Picture courtesy of debannja on pixabay.com
Overview: Students had the day off to commemorate Memorial Day
Overview:
The day focused on introducing remote sensing technologies like LiDAR, SAR, and hyperspectral imaging, along with key resolution types and data sources such as NASA’s Earthdata and Planet.com. After lunch, the team explored their project on crop water stress, discussing goals, sensor types (UAS, soil moisture, weather), and data transmission methods like LoRaWAN. A crop tour followed, with hands-on learning about georeferencing, RTK accuracy, and how SFM creates 3D models from images.
Objective:
Students gained a foundational understanding of remote sensing tools, data integration, and field techniques essential for their crop monitoring project.
Overview:
The day began with an in-depth session on mission planning for UAV flights, covering key elements like payload, navigation, flight height, image overlap, speed, and weather. Emphasis was placed on safety, efficiency, and data quality. The team also reviewed FAA regulations, best practices for image overlap (70–85%), and flight speed considerations.
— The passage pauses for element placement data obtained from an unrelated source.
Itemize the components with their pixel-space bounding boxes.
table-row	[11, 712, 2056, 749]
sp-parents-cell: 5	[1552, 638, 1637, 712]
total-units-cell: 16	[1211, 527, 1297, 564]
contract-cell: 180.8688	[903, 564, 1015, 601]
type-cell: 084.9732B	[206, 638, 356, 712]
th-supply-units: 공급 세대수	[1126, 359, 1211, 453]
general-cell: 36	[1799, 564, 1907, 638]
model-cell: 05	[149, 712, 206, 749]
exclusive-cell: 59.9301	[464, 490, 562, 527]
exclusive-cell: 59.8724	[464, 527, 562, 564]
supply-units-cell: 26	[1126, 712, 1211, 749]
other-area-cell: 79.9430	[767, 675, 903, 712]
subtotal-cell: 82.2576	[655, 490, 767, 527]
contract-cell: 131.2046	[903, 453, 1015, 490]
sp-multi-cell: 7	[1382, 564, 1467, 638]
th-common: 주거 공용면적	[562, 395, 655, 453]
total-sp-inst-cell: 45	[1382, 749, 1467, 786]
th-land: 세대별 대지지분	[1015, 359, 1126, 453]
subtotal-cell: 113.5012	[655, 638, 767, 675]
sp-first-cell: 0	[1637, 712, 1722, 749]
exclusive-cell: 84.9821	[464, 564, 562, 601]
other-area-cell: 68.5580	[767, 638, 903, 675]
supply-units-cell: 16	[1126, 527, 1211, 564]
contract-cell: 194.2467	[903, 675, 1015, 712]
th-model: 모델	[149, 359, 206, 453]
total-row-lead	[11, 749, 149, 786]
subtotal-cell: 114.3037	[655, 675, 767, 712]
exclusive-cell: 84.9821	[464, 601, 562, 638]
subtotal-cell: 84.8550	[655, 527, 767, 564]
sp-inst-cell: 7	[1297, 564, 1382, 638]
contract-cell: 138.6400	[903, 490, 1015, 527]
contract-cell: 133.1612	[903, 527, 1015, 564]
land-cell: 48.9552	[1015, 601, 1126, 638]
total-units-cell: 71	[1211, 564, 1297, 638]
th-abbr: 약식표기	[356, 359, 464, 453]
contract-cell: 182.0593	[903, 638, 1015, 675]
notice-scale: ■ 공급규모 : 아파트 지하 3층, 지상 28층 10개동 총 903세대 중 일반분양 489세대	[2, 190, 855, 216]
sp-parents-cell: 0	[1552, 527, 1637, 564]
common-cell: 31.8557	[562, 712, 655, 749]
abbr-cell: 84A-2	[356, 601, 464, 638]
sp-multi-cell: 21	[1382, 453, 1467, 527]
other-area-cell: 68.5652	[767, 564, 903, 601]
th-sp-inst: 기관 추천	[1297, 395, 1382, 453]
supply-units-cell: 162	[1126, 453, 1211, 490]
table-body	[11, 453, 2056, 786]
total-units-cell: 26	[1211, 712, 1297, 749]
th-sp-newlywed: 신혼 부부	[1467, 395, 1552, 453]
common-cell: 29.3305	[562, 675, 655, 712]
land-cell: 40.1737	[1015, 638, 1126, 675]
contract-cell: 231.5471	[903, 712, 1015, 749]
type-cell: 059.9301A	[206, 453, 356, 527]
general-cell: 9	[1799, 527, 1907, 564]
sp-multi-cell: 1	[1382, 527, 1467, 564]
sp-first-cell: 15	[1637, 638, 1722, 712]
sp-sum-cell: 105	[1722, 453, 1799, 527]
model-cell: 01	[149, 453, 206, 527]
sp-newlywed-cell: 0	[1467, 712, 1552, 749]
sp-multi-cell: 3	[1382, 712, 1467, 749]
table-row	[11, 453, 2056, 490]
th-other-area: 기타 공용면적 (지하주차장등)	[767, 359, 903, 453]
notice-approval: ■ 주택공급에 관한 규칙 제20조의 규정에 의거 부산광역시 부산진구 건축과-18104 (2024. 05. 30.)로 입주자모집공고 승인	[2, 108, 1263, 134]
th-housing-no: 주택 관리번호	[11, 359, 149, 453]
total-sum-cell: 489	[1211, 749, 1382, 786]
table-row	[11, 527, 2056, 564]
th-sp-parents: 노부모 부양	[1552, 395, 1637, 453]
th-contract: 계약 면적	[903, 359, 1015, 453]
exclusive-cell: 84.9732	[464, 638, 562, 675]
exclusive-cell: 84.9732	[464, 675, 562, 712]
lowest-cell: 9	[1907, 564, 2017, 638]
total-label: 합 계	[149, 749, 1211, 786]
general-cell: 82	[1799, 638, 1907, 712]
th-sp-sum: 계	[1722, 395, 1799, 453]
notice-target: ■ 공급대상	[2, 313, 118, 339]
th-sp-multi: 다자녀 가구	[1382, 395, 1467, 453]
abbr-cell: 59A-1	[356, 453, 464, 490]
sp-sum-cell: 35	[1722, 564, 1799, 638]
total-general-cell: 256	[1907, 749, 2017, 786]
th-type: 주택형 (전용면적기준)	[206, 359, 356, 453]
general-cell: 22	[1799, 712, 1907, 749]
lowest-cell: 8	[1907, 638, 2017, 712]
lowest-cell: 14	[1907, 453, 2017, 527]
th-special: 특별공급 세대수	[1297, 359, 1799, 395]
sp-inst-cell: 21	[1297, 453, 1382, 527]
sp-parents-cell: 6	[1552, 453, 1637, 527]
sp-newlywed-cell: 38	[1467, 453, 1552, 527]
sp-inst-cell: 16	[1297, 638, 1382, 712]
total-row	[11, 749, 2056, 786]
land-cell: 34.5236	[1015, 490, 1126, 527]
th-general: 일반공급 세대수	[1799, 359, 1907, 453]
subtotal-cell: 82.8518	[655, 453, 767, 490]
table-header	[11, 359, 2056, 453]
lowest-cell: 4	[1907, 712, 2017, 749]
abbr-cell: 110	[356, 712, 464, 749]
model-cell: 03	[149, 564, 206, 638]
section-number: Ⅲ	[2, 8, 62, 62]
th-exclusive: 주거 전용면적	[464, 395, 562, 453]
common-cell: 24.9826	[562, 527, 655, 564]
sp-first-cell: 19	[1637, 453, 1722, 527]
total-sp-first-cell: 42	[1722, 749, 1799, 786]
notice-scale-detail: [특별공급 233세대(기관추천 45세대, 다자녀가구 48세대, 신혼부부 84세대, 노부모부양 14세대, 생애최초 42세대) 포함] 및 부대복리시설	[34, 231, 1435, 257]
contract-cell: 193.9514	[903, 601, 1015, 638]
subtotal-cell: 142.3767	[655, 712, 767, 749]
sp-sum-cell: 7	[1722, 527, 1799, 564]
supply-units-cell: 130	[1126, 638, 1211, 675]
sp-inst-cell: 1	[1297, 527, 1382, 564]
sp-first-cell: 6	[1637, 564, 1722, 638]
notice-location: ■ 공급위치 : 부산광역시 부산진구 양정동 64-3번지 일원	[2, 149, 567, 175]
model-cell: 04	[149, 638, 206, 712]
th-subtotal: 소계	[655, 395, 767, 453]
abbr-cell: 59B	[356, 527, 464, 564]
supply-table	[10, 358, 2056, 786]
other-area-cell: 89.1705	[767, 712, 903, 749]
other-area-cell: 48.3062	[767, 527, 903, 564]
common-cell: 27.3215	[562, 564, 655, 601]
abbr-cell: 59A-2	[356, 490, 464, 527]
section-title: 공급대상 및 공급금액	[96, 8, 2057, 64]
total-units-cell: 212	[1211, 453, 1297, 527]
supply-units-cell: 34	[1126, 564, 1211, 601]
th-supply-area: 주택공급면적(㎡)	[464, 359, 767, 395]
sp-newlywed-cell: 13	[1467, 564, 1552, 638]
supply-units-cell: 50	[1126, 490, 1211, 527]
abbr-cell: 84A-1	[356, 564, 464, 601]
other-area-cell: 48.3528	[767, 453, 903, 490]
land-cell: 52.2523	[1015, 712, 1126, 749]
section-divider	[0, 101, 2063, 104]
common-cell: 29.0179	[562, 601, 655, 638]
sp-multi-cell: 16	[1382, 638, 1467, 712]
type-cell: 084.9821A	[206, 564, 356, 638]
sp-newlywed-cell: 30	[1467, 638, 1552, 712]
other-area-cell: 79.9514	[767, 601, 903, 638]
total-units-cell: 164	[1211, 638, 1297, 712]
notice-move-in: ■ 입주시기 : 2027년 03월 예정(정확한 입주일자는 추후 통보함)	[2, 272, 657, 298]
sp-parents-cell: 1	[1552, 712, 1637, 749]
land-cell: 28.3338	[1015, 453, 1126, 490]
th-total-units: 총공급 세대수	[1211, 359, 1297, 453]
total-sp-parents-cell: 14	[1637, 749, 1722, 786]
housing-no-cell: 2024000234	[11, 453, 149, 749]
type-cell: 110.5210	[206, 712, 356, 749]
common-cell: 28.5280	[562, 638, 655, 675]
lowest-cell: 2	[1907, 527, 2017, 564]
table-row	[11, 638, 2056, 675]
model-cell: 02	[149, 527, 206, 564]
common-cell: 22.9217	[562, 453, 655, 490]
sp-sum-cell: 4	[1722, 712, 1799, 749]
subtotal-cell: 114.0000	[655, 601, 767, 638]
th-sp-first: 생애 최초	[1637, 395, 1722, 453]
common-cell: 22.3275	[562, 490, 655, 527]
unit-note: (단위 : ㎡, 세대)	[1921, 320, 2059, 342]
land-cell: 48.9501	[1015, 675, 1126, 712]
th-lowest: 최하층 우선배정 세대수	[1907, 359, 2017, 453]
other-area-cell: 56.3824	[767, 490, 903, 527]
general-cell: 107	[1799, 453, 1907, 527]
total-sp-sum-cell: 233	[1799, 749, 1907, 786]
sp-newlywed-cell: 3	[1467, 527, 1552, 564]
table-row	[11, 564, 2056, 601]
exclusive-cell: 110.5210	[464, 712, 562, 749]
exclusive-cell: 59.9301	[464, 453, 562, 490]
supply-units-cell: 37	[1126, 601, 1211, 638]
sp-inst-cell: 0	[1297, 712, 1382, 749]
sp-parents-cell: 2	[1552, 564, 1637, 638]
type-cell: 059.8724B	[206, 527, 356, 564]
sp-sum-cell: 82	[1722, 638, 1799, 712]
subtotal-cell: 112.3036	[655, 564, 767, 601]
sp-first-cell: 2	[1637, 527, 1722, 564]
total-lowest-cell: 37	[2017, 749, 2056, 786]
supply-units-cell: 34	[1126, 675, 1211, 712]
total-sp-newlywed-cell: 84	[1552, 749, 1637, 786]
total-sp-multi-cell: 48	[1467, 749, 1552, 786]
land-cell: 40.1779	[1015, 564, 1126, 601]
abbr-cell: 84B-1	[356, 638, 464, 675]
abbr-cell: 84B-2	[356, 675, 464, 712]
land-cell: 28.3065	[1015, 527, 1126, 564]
In the afternoon, the group practiced UAV data collection protocols using the MicaSense Altum PT sensor. They focused on consistency, timing (solar noon), and flight parameters to ensure high-quality, standardized data for crop monitoring.
Objective:
Students learned how to plan and execute UAV missions effectively, ensuring accurate and reliable data collection.
Overview:
The day focused on introducing students to the foundational concepts and applications of Structure from Motion (SfM) and photogrammetry. Participants engaged in detailed demonstrations and tutorials using the Unmanned Aircraft Systems (UAS Manual) by Texas A&M AgriLife Research. Hands-on activities included working with Agisoft Metashape for 3D modeling and using QGIS for geospatial data analysis. The day also included exploration of drone imagery and remote sensing techniques relevant to agricultural and environmental research.
Objective:
By the end of the day, students gained a practical understanding of how 2D images can be processed into 3D models using SfM techniques. They also developed skills in using software tools such as Agisoft Metashape and QGIS, including key workflows like plot boundary creation, NDVI calculation, and exporting geospatial data. These sessions equipped students with the technical know-how to apply photogrammetry and remote sensing tools in real-world research and fieldwork scenarios.
Overview:
The day focused on GIS fundamentals, including discrete vs. continuous data, spatial data formats, and key Esri platforms like ArcGIS Online and Pro. Students explored the USDA Census of Agriculture and learned about web maps and web apps for geospatial data sharing and collaboration. Afterward, the team visited the TAMUCC Autonomous Research Institution, where they observed advanced remote sensing technologies and discussed their applications.
Objective:
Students gained a practical understanding of GIS tools, spatial data formats, and web mapping, applying these skills in real-world agricultural and research settings.